During World War II, Biddle returned to active duty with the Marine Corps with the rank of colonel and taught hand-to-hand combat to recruits.

===Writings===
Biddle also worked in and on periodicals. He spent time as a sports reporter for the Public Ledger, and jokingly referred to himself as "the poorest and richest reporter in Philadelphia". He also revived the Philadelphia Sunday Graphic for a short interval, before it was forced to fold, and founded a short-lived "society weekly"-type publication, The People. After organizing the also short-lived Drexel Biddle Publishing House, he acted as its head for two years.

Books written by Biddle include:

- A dual rôle: and other stories. The Warwick Book Publishing Company. 1894.
- The Madeira Islands. Philadelphia: Drexel, Biddle & Bradley Publishing Company. 1896.
- Shantytown Sketches. Philadelphia: Drexel, Biddle & Bradley Publishing Company. 1897.
- The Froggy Fairy Book (1896) and The Second Froggy Fairy Book (1900) Drexel, Biddle & Bradley publishing company
- The Flowers of Life. Philadelphia: Drexel, Biddle & Bradley Publishing Company. 1897.
- Word for Word and Letter for Letter; a biographical romance. Gay & Bird. 1898.
- The Land of the Wine. London: The Author's Syndicate. 1901.
- Do or Die: A Supplementary Manual on Individual Combat. U.S. Marine Corps. 1937. (reprinted 1944 with new material, reprinted 1975)

==Personal life==
In 1895, he married Cordelia Rundell Bradley. Together, they had:

- Anthony Joseph Drexel Biddle Jr. (1897–1961), who married Mary Duke (1887–1960). They were the parents of Mary Duke Biddle (1920–2012) and Nicholas Benjamin Duke Biddle.
- Cordelia Drexel Biddle (1898–1984), who married firstly Angier Buchanan Duke (1884–1923), the son of Benjamin Newton Duke. They were the parents of Angier Biddle Duke (1915–1995) and Anthony Drexel Duke (1918–2014). Her second marriage was to then architect Thomas Markoe Robertson in 1924.
- Livingston Ludlow Biddle (1899–1981), who married Kate Raboteau Page (born 1903), daughter of Robert N. Page. They were the parents of Livingston Ludlow Biddle III. Kate obtained a divorce in Reno in 1937, citing cruelty. Biddle married Suzanne Hutchinson Burke (1909–2000) whose mother was Mary Forbes Fay, the daughter of Alford Forbes Fay (1843–1881). Suzanne donated two paintings by Jane Stuart of her mother and great uncle Sigourney Webster Fay (1836–1908) to the Boston Athenaeum in 1983. Monsignor Cyril Sigourney Webster Fay (1875–1919) was her uncle; he was an early mentor to author F. Scott Fitzgerald.
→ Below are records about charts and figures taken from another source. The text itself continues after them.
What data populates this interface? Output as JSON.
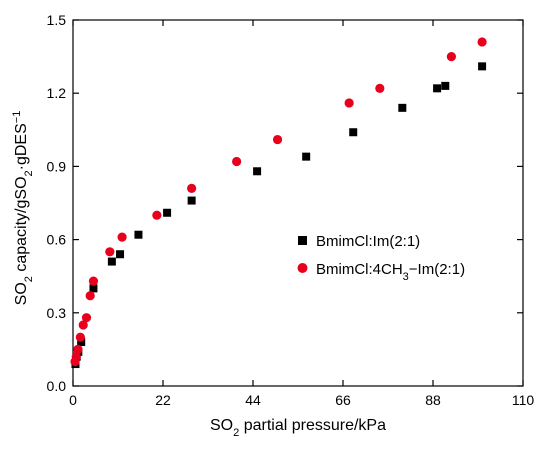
{
  "chart_data": {
    "type": "scatter",
    "title": "",
    "xlabel": {
      "pre": "SO",
      "sub": "2",
      "post": " partial pressure/kPa"
    },
    "ylabel": {
      "p1": "SO",
      "s1": "2",
      "p2": " capacity/gSO",
      "s2": "2",
      "p3": "·gDES",
      "sup": "−1"
    },
    "xlim": [
      0,
      110
    ],
    "ylim": [
      0,
      1.5
    ],
    "xticks": [
      0,
      22,
      44,
      66,
      88,
      110
    ],
    "xtick_labels": [
      "0",
      "22",
      "44",
      "66",
      "88",
      "110"
    ],
    "yticks": [
      0,
      0.3,
      0.6,
      0.9,
      1.2,
      1.5
    ],
    "ytick_labels": [
      "0.0",
      "0.3",
      "0.6",
      "0.9",
      "1.2",
      "1.5"
    ],
    "grid": false,
    "legend_position": "center-right",
    "series": [
      {
        "name": "BmimCl:Im(2:1)",
        "marker": "square",
        "color": "#000000",
        "x": [
          0.6,
          0.9,
          1.3,
          2.0,
          5.0,
          9.5,
          11.5,
          16.0,
          23.0,
          29.0,
          45.0,
          57.0,
          68.5,
          80.5,
          89.0,
          91.0,
          100.0
        ],
        "y": [
          0.09,
          0.12,
          0.14,
          0.18,
          0.4,
          0.51,
          0.54,
          0.62,
          0.71,
          0.76,
          0.88,
          0.94,
          1.04,
          1.14,
          1.22,
          1.23,
          1.31
        ]
      },
      {
        "name": {
          "pre": "BmimCl:4CH",
          "sub": "3",
          "post": "−Im(2:1)"
        },
        "marker": "circle",
        "color": "#e8001c",
        "x": [
          0.5,
          0.8,
          1.2,
          1.8,
          2.5,
          3.3,
          4.2,
          5.0,
          9.0,
          12.0,
          20.5,
          29.0,
          40.0,
          50.0,
          67.5,
          75.0,
          92.5,
          100.0
        ],
        "y": [
          0.1,
          0.12,
          0.15,
          0.2,
          0.25,
          0.28,
          0.37,
          0.43,
          0.55,
          0.61,
          0.7,
          0.81,
          0.92,
          1.01,
          1.16,
          1.22,
          1.35,
          1.41
        ]
      }
    ]
  }
}
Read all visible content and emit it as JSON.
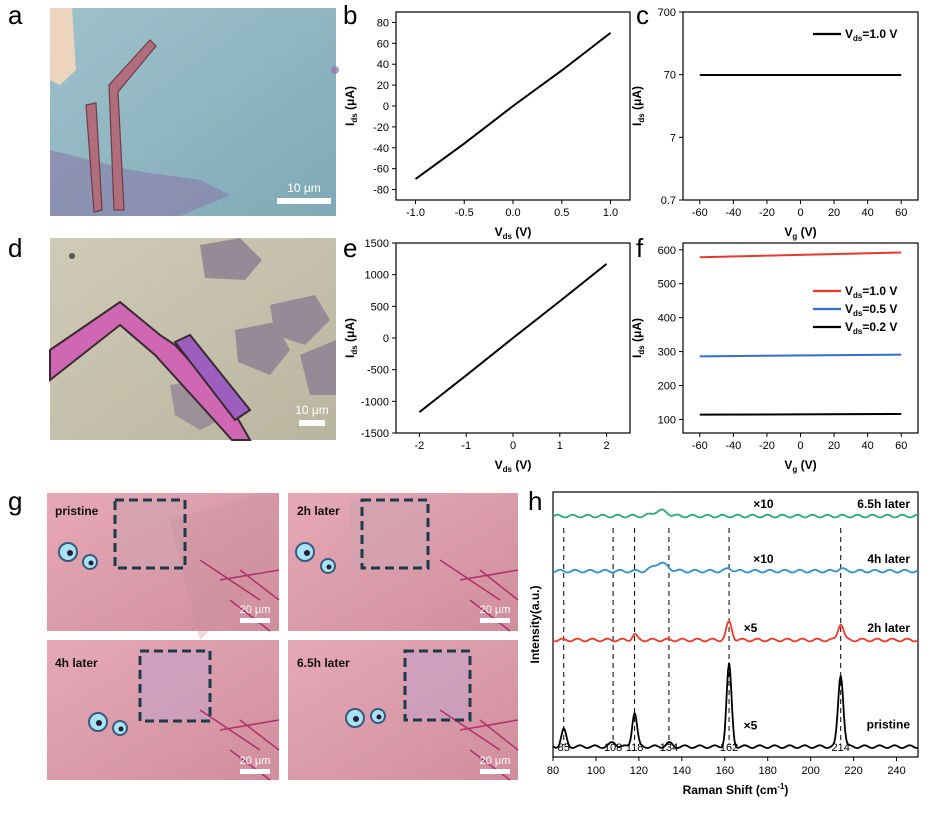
{
  "panels": {
    "a": "a",
    "b": "b",
    "c": "c",
    "d": "d",
    "e": "e",
    "f": "f",
    "g": "g",
    "h": "h"
  },
  "images": {
    "a": {
      "scale_bar": "10 μm"
    },
    "d": {
      "scale_bar": "10 μm"
    },
    "g": [
      {
        "label": "pristine",
        "scale_bar": "20 μm"
      },
      {
        "label": "2h later",
        "scale_bar": "20 μm"
      },
      {
        "label": "4h later",
        "scale_bar": "20 μm"
      },
      {
        "label": "6.5h later",
        "scale_bar": "20 μm"
      }
    ]
  },
  "chart_data": [
    {
      "panel": "b",
      "type": "line",
      "xlabel_main": "V",
      "xlabel_sub": "ds",
      "xlabel_unit": " (V)",
      "ylabel_main": "I",
      "ylabel_sub": "ds",
      "ylabel_unit": " (μA)",
      "xlim": [
        -1.2,
        1.2
      ],
      "ylim": [
        -90,
        90
      ],
      "xticks": [
        "-1.0",
        "-0.5",
        "0.0",
        "0.5",
        "1.0"
      ],
      "yticks": [
        "-80",
        "-60",
        "-40",
        "-20",
        "0",
        "20",
        "40",
        "60",
        "80"
      ],
      "series": [
        {
          "color": "#000000",
          "x": [
            -1.0,
            -0.5,
            0.0,
            0.5,
            1.0
          ],
          "y": [
            -70,
            -36,
            0,
            34,
            70
          ]
        }
      ]
    },
    {
      "panel": "c",
      "type": "line",
      "yscale": "log",
      "xlabel_main": "V",
      "xlabel_sub": "g",
      "xlabel_unit": " (V)",
      "ylabel_main": "I",
      "ylabel_sub": "ds",
      "ylabel_unit": " (μA)",
      "xlim": [
        -70,
        70
      ],
      "ylim": [
        0.7,
        700
      ],
      "xticks": [
        "-60",
        "-40",
        "-20",
        "0",
        "20",
        "40",
        "60"
      ],
      "yticks": [
        "0.7",
        "7",
        "70",
        "700"
      ],
      "legend": [
        {
          "name_main": "V",
          "name_sub": "ds",
          "name_rest": "=1.0 V",
          "color": "#000000"
        }
      ],
      "series": [
        {
          "color": "#000000",
          "x": [
            -60,
            60
          ],
          "y": [
            69,
            69
          ]
        }
      ]
    },
    {
      "panel": "e",
      "type": "line",
      "xlabel_main": "V",
      "xlabel_sub": "ds",
      "xlabel_unit": "  (V)",
      "ylabel_main": "I",
      "ylabel_sub": "ds",
      "ylabel_unit": "  (μA)",
      "xlim": [
        -2.5,
        2.5
      ],
      "ylim": [
        -1500,
        1500
      ],
      "xticks": [
        "-2",
        "-1",
        "0",
        "1",
        "2"
      ],
      "yticks": [
        "-1500",
        "-1000",
        "-500",
        "0",
        "500",
        "1000",
        "1500"
      ],
      "series": [
        {
          "color": "#000000",
          "x": [
            -2,
            -1,
            0,
            1,
            2
          ],
          "y": [
            -1170,
            -590,
            0,
            580,
            1170
          ]
        }
      ]
    },
    {
      "panel": "f",
      "type": "line",
      "xlabel_main": "V",
      "xlabel_sub": "g",
      "xlabel_unit": "  (V)",
      "ylabel_main": "I",
      "ylabel_sub": "ds",
      "ylabel_unit": "  (μA)",
      "xlim": [
        -70,
        70
      ],
      "ylim": [
        60,
        620
      ],
      "xticks": [
        "-60",
        "-40",
        "-20",
        "0",
        "20",
        "40",
        "60"
      ],
      "yticks": [
        "100",
        "200",
        "300",
        "400",
        "500",
        "600"
      ],
      "legend": [
        {
          "name_main": "V",
          "name_sub": "ds",
          "name_rest": "=1.0 V",
          "color": "#e8392a"
        },
        {
          "name_main": "V",
          "name_sub": "ds",
          "name_rest": "=0.5 V",
          "color": "#2f6fd0"
        },
        {
          "name_main": "V",
          "name_sub": "ds",
          "name_rest": "=0.2 V",
          "color": "#000000"
        }
      ],
      "series": [
        {
          "color": "#e8392a",
          "x": [
            -60,
            60
          ],
          "y": [
            578,
            592
          ]
        },
        {
          "color": "#2f6fd0",
          "x": [
            -60,
            60
          ],
          "y": [
            286,
            291
          ]
        },
        {
          "color": "#000000",
          "x": [
            -60,
            60
          ],
          "y": [
            114,
            116
          ]
        }
      ]
    },
    {
      "panel": "h",
      "type": "line",
      "xlabel": "Raman Shift (cm",
      "xlabel_sup": "-1",
      "xlabel_end": ")",
      "ylabel": "Intensity(a.u.)",
      "xlim": [
        80,
        250
      ],
      "xticks": [
        "80",
        "100",
        "120",
        "140",
        "160",
        "180",
        "200",
        "220",
        "240"
      ],
      "peak_lines": [
        85,
        108,
        118,
        134,
        162,
        214
      ],
      "peak_labels": [
        "85",
        "108",
        "118",
        "134",
        "162",
        "214"
      ],
      "series": [
        {
          "name": "pristine",
          "multiplier": "×5",
          "color": "#000000",
          "baseline": 0.0,
          "peaks": [
            [
              85,
              0.25,
              1.6
            ],
            [
              108,
              0.06,
              2.0
            ],
            [
              118,
              0.5,
              1.6
            ],
            [
              134,
              0.05,
              2.0
            ],
            [
              162,
              1.2,
              1.6
            ],
            [
              214,
              1.05,
              1.7
            ]
          ]
        },
        {
          "name": "2h later",
          "multiplier": "×5",
          "color": "#e8392a",
          "baseline": 1.55,
          "peaks": [
            [
              118,
              0.08,
              1.5
            ],
            [
              162,
              0.26,
              1.8
            ],
            [
              214,
              0.24,
              1.8
            ]
          ]
        },
        {
          "name": "4h later",
          "multiplier": "×10",
          "color": "#2f8fd0",
          "baseline": 2.55,
          "peaks": [
            [
              130,
              0.12,
              4.5
            ],
            [
              162,
              0.04,
              2.0
            ],
            [
              214,
              0.04,
              2.0
            ]
          ]
        },
        {
          "name": "6.5h later",
          "multiplier": "×10",
          "color": "#2aaa7a",
          "baseline": 3.35,
          "peaks": [
            [
              130,
              0.08,
              4.5
            ]
          ]
        }
      ]
    }
  ]
}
He died May 27, 1948, from a cerebral hemorrhage and uremic poisoning and is interred at the Woodlands Cemetery in Philadelphia.

==Legacy==
His daughter Cordelia Drexel Biddle collaborated with Kyle Crichton (father of Robert Crichton) to write the 1955 novel My Philadelphia Father, based on her family. The book was adapted as a stage play starring Walter Pidgeon in 1956. The story of the eccentric millionaire patriarch was adapted as a musical film in 1967, with Fred MacMurray portraying Biddle in The Happiest Millionaire, the last film to have personal involvement from Walt Disney. The book Anthony Joseph Drexel Biddle Sr.: Pioneer of Combatives in the U.S.A. was published in 2023.